Make sure you keep the temperature of your fridge at 5degrees C or below. Fridge thermometers can be bought for less than £5 and will give you an accurate reading if you’re not sure how the dials on your fridge work.

[Read more: How to organise your fridge to keep food fresher for longer]

“Keeping your fridge at 5C or below prevents harmful germs from growing and multiplying,” says as spokesperson for the Food Standards Agency (FSA).

“Ensure food has cooled down before you put it in the fridge and don’t overfill your fridge as it allows air to circulate and maintains the set temperature.”

Bear in mind the best by and use by dates

“Use by dates are found on perishable products, such as dairy, meat and fish, and are based on scientific testing to determine how long these foods will stay safe,” says the FSA.

“After that date, food could be unsafe to eat even if it is stored correctly and looks and smells fine.”

So what about best before dates?

“Best before dates are used on foods that have a longer shelf life and tell us how long the food will be at its best,” explains the FSA.

“After that date it is normally safe to eat, but its flavour and texture might have deteriorated.

“It’s more risky to eat foods past their use by date, but with best before dates there is much more flexibility.”

Keep it clean

"Clean the refrigerator regularly and wipe spills immediately," says Mike Hinchcliffe, trading manager for approvedfood.co.uk, an online retailer selling clearance food, and a former food technologist.
"This helps reduce the growth of bacteria and prevents drips from thawing meat that can allow bacteria from one food to spread to another."

Leftovers

If you’re boxing up leftovers, be sure to cool them down as soon as possible, refrigerate and eat within two days. It can be useful to stick a Post-It note on the container with the date on it so you know when you refrigerated it.
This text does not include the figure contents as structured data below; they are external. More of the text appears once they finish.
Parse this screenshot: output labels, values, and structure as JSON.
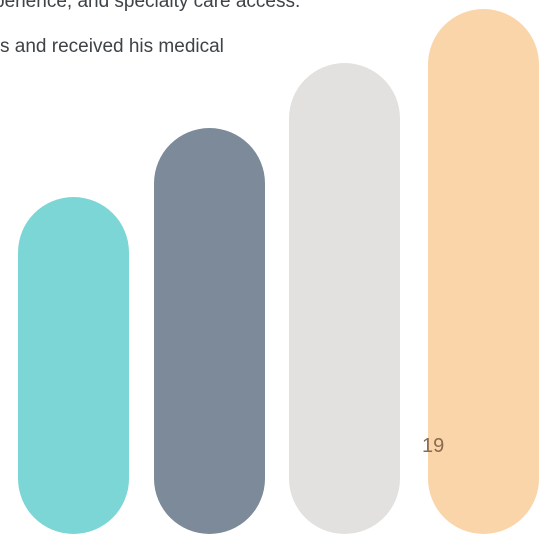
{
  "document": {
    "text_lines": [
      "perience, and specialty care access.",
      "s and received his medical"
    ],
    "page_number": "19"
  },
  "decoration": {
    "bars": [
      {
        "color": "#7dd6d6"
      },
      {
        "color": "#7d8a99"
      },
      {
        "color": "#e2e1df"
      },
      {
        "color": "#fbd5aa"
      }
    ]
  }
}
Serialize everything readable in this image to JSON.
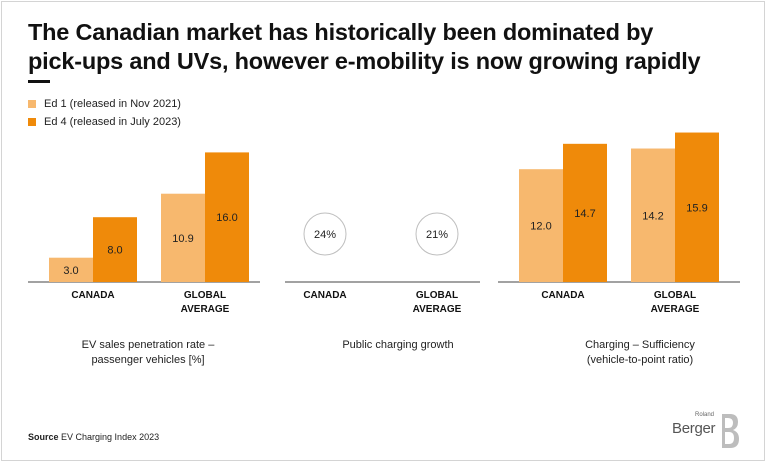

[Read more: Sell-by and best before dates – what’s the difference?]

Plan

It sounds like plain common sense, but thoroughly rifling through your fridge to see what you have before you do your food shop can save you money and ensure you waste less food.
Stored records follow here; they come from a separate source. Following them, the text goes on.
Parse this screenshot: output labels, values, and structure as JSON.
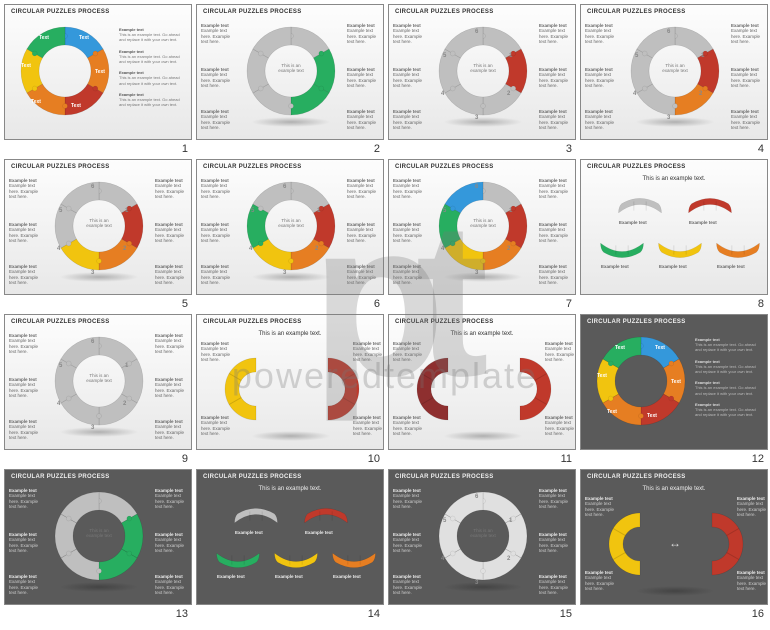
{
  "slide_title": "CIRCULAR PUZZLES PROCESS",
  "watermark": {
    "logo": "pt",
    "text": "poweredtemplate"
  },
  "palette": {
    "grey": "#bfbfbf",
    "grey_dark": "#a8a8a8",
    "red": "#c0392b",
    "orange": "#e67e22",
    "yellow": "#f1c40f",
    "green": "#27ae60",
    "teal": "#1abc9c",
    "blue": "#3498db",
    "blue_dark": "#2c7bb6",
    "maroon": "#8e2f2f"
  },
  "example_hd": "Example text",
  "example_body": "Example text here. Example text here.",
  "long_body": "This is an example text. Go ahead and replace it with your own text.",
  "center_caption": "This is an example text.",
  "seg_label_text": "Text",
  "seg_label_example": "Example text",
  "center_ring_text": "This is an example text",
  "numbers": [
    "1",
    "2",
    "3",
    "4",
    "5",
    "6"
  ],
  "slides": [
    {
      "n": 1,
      "bg": "light",
      "layout": "donut-left-text-right",
      "segments": [
        {
          "c": "#3498db"
        },
        {
          "c": "#e67e22"
        },
        {
          "c": "#c0392b"
        },
        {
          "c": "#e67e22"
        },
        {
          "c": "#f1c40f"
        },
        {
          "c": "#27ae60"
        }
      ],
      "show_labels": true,
      "side_blocks": 4
    },
    {
      "n": 2,
      "bg": "light",
      "layout": "donut-center",
      "segments": [
        {
          "c": "#bfbfbf"
        },
        {
          "c": "#27ae60"
        },
        {
          "c": "#27ae60"
        },
        {
          "c": "#bfbfbf"
        },
        {
          "c": "#bfbfbf"
        },
        {
          "c": "#bfbfbf"
        }
      ],
      "anno_pos": [
        "tl",
        "tr",
        "r",
        "br",
        "bl",
        "l"
      ]
    },
    {
      "n": 3,
      "bg": "light",
      "layout": "donut-center-numbered",
      "segments": [
        {
          "c": "#bfbfbf"
        },
        {
          "c": "#c0392b"
        },
        {
          "c": "#bfbfbf"
        },
        {
          "c": "#bfbfbf"
        },
        {
          "c": "#bfbfbf"
        },
        {
          "c": "#bfbfbf"
        }
      ],
      "nums": true,
      "anno_pos": [
        "tl",
        "tr",
        "r",
        "br",
        "bl",
        "l"
      ]
    },
    {
      "n": 4,
      "bg": "light",
      "layout": "donut-center-numbered",
      "segments": [
        {
          "c": "#bfbfbf"
        },
        {
          "c": "#c0392b"
        },
        {
          "c": "#e67e22"
        },
        {
          "c": "#bfbfbf"
        },
        {
          "c": "#bfbfbf"
        },
        {
          "c": "#bfbfbf"
        }
      ],
      "nums": true,
      "anno_pos": [
        "tl",
        "tr",
        "r",
        "br",
        "bl",
        "l"
      ]
    },
    {
      "n": 5,
      "bg": "light",
      "layout": "donut-center-numbered",
      "segments": [
        {
          "c": "#bfbfbf"
        },
        {
          "c": "#c0392b"
        },
        {
          "c": "#e67e22"
        },
        {
          "c": "#f1c40f"
        },
        {
          "c": "#bfbfbf"
        },
        {
          "c": "#bfbfbf"
        }
      ],
      "nums": true,
      "anno_pos": [
        "tl",
        "tr",
        "r",
        "br",
        "bl",
        "l"
      ]
    },
    {
      "n": 6,
      "bg": "light",
      "layout": "donut-center-numbered",
      "segments": [
        {
          "c": "#bfbfbf"
        },
        {
          "c": "#c0392b"
        },
        {
          "c": "#e67e22"
        },
        {
          "c": "#f1c40f"
        },
        {
          "c": "#27ae60"
        },
        {
          "c": "#bfbfbf"
        }
      ],
      "nums": true,
      "anno_pos": [
        "tl",
        "tr",
        "r",
        "br",
        "bl",
        "l"
      ]
    },
    {
      "n": 7,
      "bg": "light",
      "layout": "donut-center-numbered",
      "segments": [
        {
          "c": "#bfbfbf"
        },
        {
          "c": "#c0392b"
        },
        {
          "c": "#e67e22"
        },
        {
          "c": "#f1c40f"
        },
        {
          "c": "#27ae60"
        },
        {
          "c": "#3498db"
        }
      ],
      "nums": true,
      "anno_pos": [
        "tl",
        "tr",
        "r",
        "br",
        "bl",
        "l"
      ]
    },
    {
      "n": 8,
      "bg": "light",
      "layout": "arc-grid",
      "caption": true,
      "arcs": [
        {
          "c": "#bfbfbf",
          "dir": "up"
        },
        {
          "c": "#c0392b",
          "dir": "up"
        },
        {
          "c": "#27ae60",
          "dir": "down"
        },
        {
          "c": "#f1c40f",
          "dir": "down"
        },
        {
          "c": "#e67e22",
          "dir": "down"
        }
      ]
    },
    {
      "n": 9,
      "bg": "light",
      "layout": "donut-center-numbered",
      "segments": [
        {
          "c": "#bfbfbf"
        },
        {
          "c": "#bfbfbf"
        },
        {
          "c": "#bfbfbf"
        },
        {
          "c": "#bfbfbf"
        },
        {
          "c": "#bfbfbf"
        },
        {
          "c": "#bfbfbf"
        }
      ],
      "nums": true,
      "anno_pos": [
        "tl",
        "tr",
        "r",
        "br",
        "bl",
        "l"
      ]
    },
    {
      "n": 10,
      "bg": "light",
      "layout": "half-arcs",
      "caption": true,
      "halves": [
        {
          "c": "#f1c40f",
          "side": "left"
        },
        {
          "c": "#c0392b",
          "side": "right"
        }
      ]
    },
    {
      "n": 11,
      "bg": "light",
      "layout": "half-arcs",
      "caption": true,
      "halves": [
        {
          "c": "#8e2f2f",
          "side": "left"
        },
        {
          "c": "#c0392b",
          "side": "right"
        }
      ]
    },
    {
      "n": 12,
      "bg": "dark",
      "layout": "donut-left-text-right",
      "segments": [
        {
          "c": "#3498db"
        },
        {
          "c": "#e67e22"
        },
        {
          "c": "#c0392b"
        },
        {
          "c": "#e67e22"
        },
        {
          "c": "#f1c40f"
        },
        {
          "c": "#27ae60"
        }
      ],
      "show_labels": true,
      "side_blocks": 4
    },
    {
      "n": 13,
      "bg": "dark",
      "layout": "donut-center",
      "segments": [
        {
          "c": "#bfbfbf"
        },
        {
          "c": "#27ae60"
        },
        {
          "c": "#27ae60"
        },
        {
          "c": "#bfbfbf"
        },
        {
          "c": "#bfbfbf"
        },
        {
          "c": "#bfbfbf"
        }
      ],
      "anno_pos": [
        "tl",
        "tr",
        "r",
        "br",
        "bl",
        "l"
      ]
    },
    {
      "n": 14,
      "bg": "dark",
      "layout": "arc-grid",
      "caption": true,
      "arcs": [
        {
          "c": "#bfbfbf",
          "dir": "up"
        },
        {
          "c": "#c0392b",
          "dir": "up"
        },
        {
          "c": "#27ae60",
          "dir": "down"
        },
        {
          "c": "#f1c40f",
          "dir": "down"
        },
        {
          "c": "#e67e22",
          "dir": "down"
        }
      ]
    },
    {
      "n": 15,
      "bg": "dark",
      "layout": "donut-center-numbered",
      "segments": [
        {
          "c": "#e0e0e0"
        },
        {
          "c": "#e0e0e0"
        },
        {
          "c": "#e0e0e0"
        },
        {
          "c": "#e0e0e0"
        },
        {
          "c": "#e0e0e0"
        },
        {
          "c": "#e0e0e0"
        }
      ],
      "nums": true,
      "anno_pos": [
        "tl",
        "tr",
        "r",
        "br",
        "bl",
        "l"
      ]
    },
    {
      "n": 16,
      "bg": "dark",
      "layout": "half-arcs-arrow",
      "caption": true,
      "halves": [
        {
          "c": "#f1c40f",
          "side": "left"
        },
        {
          "c": "#c0392b",
          "side": "right"
        }
      ]
    }
  ]
}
If you know you’re not going to get through the food or freeze it, steer clear of offers like two for one on food with ‘use by’ dates.

The freezer is your friend

If you have food in your fridge that you know you won’t eat before its use by date and it’s still within that date range, check the packaging to see if it’s suitable for freezing.

Fruit and veg

It’s best to keep fruit and veg in their original packaging before sticking in the fridge. This means it’ll keep much longer than if stored in a fruit bowl. Bananas and pineapple are better off being stored outside the fridge, as are potatoes and onions. Wrap halved citrus fruits in cling film before refrigerating to keep them fresh.

Cheese

Wrap opened cheese in parchment, foil or in an air tight container to better preserve it.

Jams, pickles and sauces

There are varying rules on keeping opened jars of condiments in the fridge so the best course of action is to check the label for instructions.

Meat

“It’s important to store meat safely in the fridge to stop bacteria from spreading and avoid food poisoning,” says the FSA.
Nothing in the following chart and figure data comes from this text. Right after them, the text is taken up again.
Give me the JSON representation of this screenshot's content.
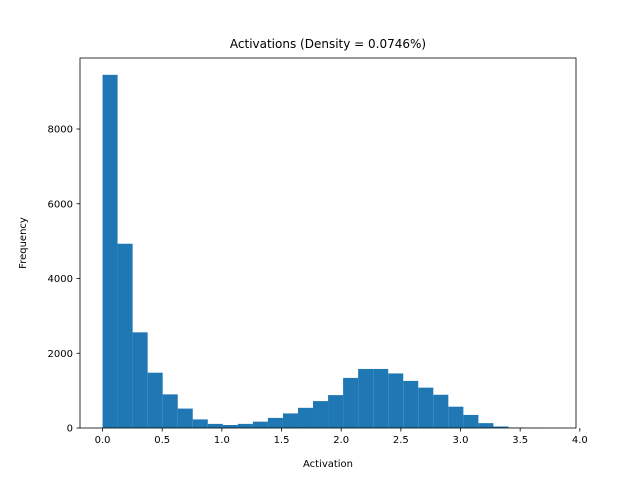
{
  "chart_data": {
    "type": "bar",
    "title": "Activations (Density = 0.0746%)",
    "xlabel": "Activation",
    "ylabel": "Frequency",
    "xlim": [
      -0.189,
      3.968
    ],
    "ylim": [
      0,
      9900
    ],
    "xticks": [
      0.0,
      0.5,
      1.0,
      1.5,
      2.0,
      2.5,
      3.0,
      3.5,
      4.0
    ],
    "xtick_labels": [
      "0.0",
      "0.5",
      "1.0",
      "1.5",
      "2.0",
      "2.5",
      "3.0",
      "3.5",
      "4.0"
    ],
    "yticks": [
      0,
      2000,
      4000,
      6000,
      8000
    ],
    "ytick_labels": [
      "0",
      "2000",
      "4000",
      "6000",
      "8000"
    ],
    "bin_edges": [
      0.0,
      0.126,
      0.252,
      0.378,
      0.504,
      0.63,
      0.756,
      0.882,
      1.008,
      1.134,
      1.26,
      1.386,
      1.512,
      1.638,
      1.764,
      1.89,
      2.016,
      2.142,
      2.268,
      2.394,
      2.52,
      2.646,
      2.772,
      2.898,
      3.024,
      3.15,
      3.276,
      3.402,
      3.528,
      3.654,
      3.78
    ],
    "values": [
      9450,
      4930,
      2560,
      1480,
      900,
      520,
      230,
      110,
      80,
      110,
      170,
      270,
      390,
      540,
      720,
      880,
      1340,
      1580,
      1580,
      1460,
      1260,
      1080,
      890,
      570,
      350,
      130,
      40,
      10,
      5,
      0
    ],
    "color": "#1f77b4",
    "grid": false
  }
}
“Raw meat should be kept separate from cooked meat. Raw meat and poultry should be stored in clean, sealed containers and properly wrapped or covered on the bottom shelf of the fridge to avoid raw juices contaminating other foods.”

Open tins

“Never put open cans in the fridge, as the metal may transfer to the can's contents,” says the FSA. “Place the contents in a storage container or covered bowl instead.”